Assange did not appear at the five-minute hearing on Thursday, where chief magistrate Emma Arbuthnot referred to the Australian as "not very well".

She set a date of June 12 for the next hearing, and said: "It may be that that hearing will take place in Belmarsh."

Ms Arbuthnot added: "It may be more convenient for everyone if it's there."


Assange was represented at the hearing by solicitor Gareth Peirce.

Ms Arbuthnot said: "He's not very well, is that right?"

Ms Peirce replied: "Not very well."

The public gallery was filled with Assange supporters, with many having queued outside the court building for more than an hour.

Just a few hours before the case management hearing, WikiLeaks said it has "grave concerns about the state of health of our publisher, Julian Assange, who has been moved to the health ward of Belmarsh prison".

A spokesman added: "During the seven weeks in Belmarsh his health has continued to deteriorate and he has dramatically lost weight. The decision of the prison authorities to move him into the health ward speaks for itself.

"We strongly condemn the refusal by the Swedish court to postpone a hearing on 3rd June on the basis of Mr Assange's health condition.

"Defence lawyer for Assange, Per Samuelson, said that Assange's health state last Friday was such 'that it was not possible to conduct a normal conversation with him'."

Assange sought political asylum in the Ecuadorian embassy in London in 2012 after the leaks of hundreds of thousands of classified US diplomatic cables on his whistleblowing website.

He was charged in the US this month with receiving and publishing thousands of classified documents linked to the wars in Iraq and Afghanistan.


The US Justice Department has indicted Assange on 18 counts that relate to his "alleged role in one of the largest compromises of classified information in the history of the United States", it said.
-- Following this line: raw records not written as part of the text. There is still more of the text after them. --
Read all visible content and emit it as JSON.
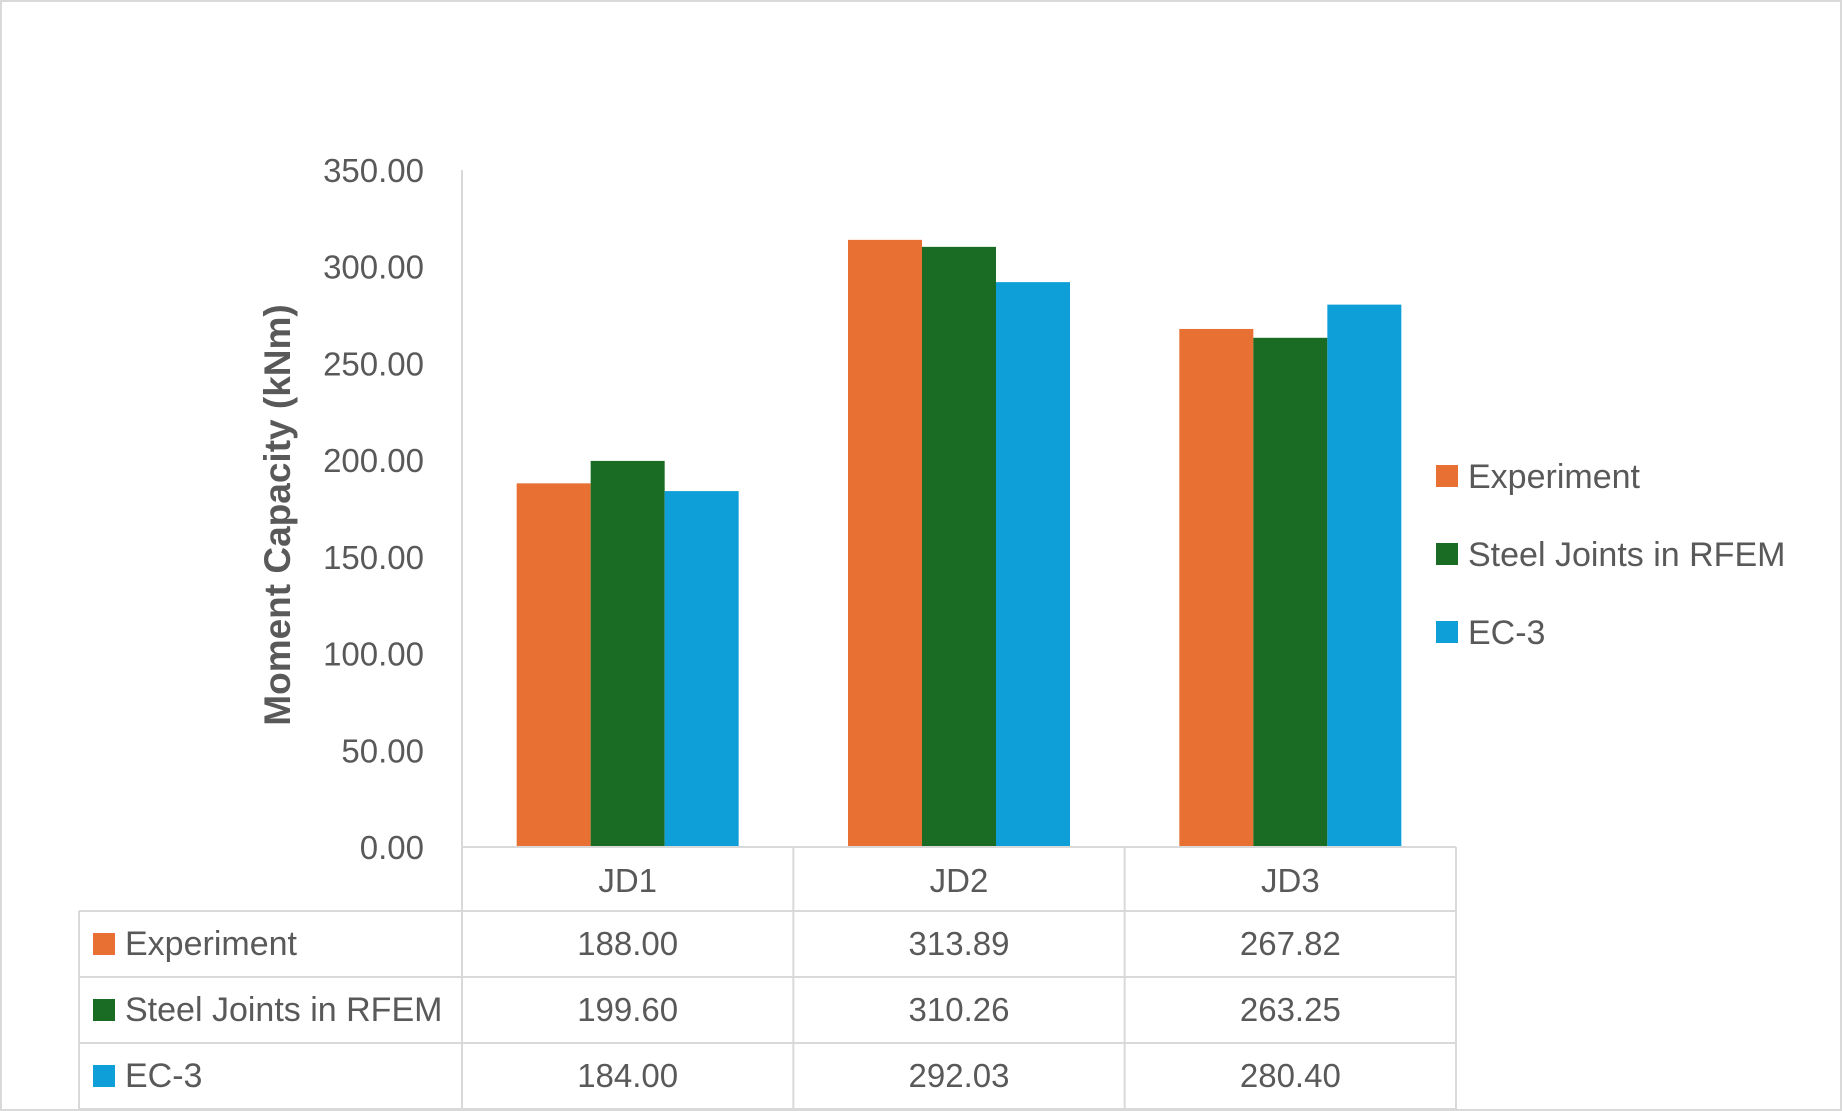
{
  "chart_data": {
    "type": "bar",
    "title": "",
    "xlabel": "",
    "ylabel": "Moment Capacity (kNm)",
    "ylim": [
      0,
      350
    ],
    "y_ticks": [
      "0.00",
      "50.00",
      "100.00",
      "150.00",
      "200.00",
      "250.00",
      "300.00",
      "350.00"
    ],
    "categories": [
      "JD1",
      "JD2",
      "JD3"
    ],
    "series": [
      {
        "name": "Experiment",
        "color": "#E87033",
        "values": [
          188.0,
          313.89,
          267.82
        ],
        "labels": [
          "188.00",
          "313.89",
          "267.82"
        ]
      },
      {
        "name": "Steel Joints in RFEM",
        "color": "#1A6B24",
        "values": [
          199.6,
          310.26,
          263.25
        ],
        "labels": [
          "199.60",
          "310.26",
          "263.25"
        ]
      },
      {
        "name": "EC-3",
        "color": "#0F9FD8",
        "values": [
          184.0,
          292.03,
          280.4
        ],
        "labels": [
          "184.00",
          "292.03",
          "280.40"
        ]
      }
    ],
    "grid": false,
    "legend_position": "right",
    "data_table": true
  }
}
He is accused of working with former US army intelligence analyst Chelsea Manning in "unlawfully obtaining and disclosing classified documents related to the national defence", a statement said.

Also this month, an investigation into rape allegations against Assange, which he denies, has been reopened by Swedish prosecutors who have requested Uppsala District Court detains him in his absence.

Deputy director of public prosecution Eva-Marie Persson said if the court decides to detain Assange, she "will issue a European Arrest Warrant concerning surrender to Sweden".

Assange supporter and Bafta-winning documentary maker John Pilger said all media organisations are now "in grave danger".

He told the Press Association outside court: "Every journalist should be here.

"What's happening to Julian Assange may certainly, almost certainly, happen to many other journalists.

"Today Julian Assange, tomorrow the Press Association, if it prints the truth, the New York Times, the Guardian, all the rest of them.

"If they really do journalism they're in grave danger at the moment."

Assange is serving a 50-week sentence in Belmarsh Prison for bail violations.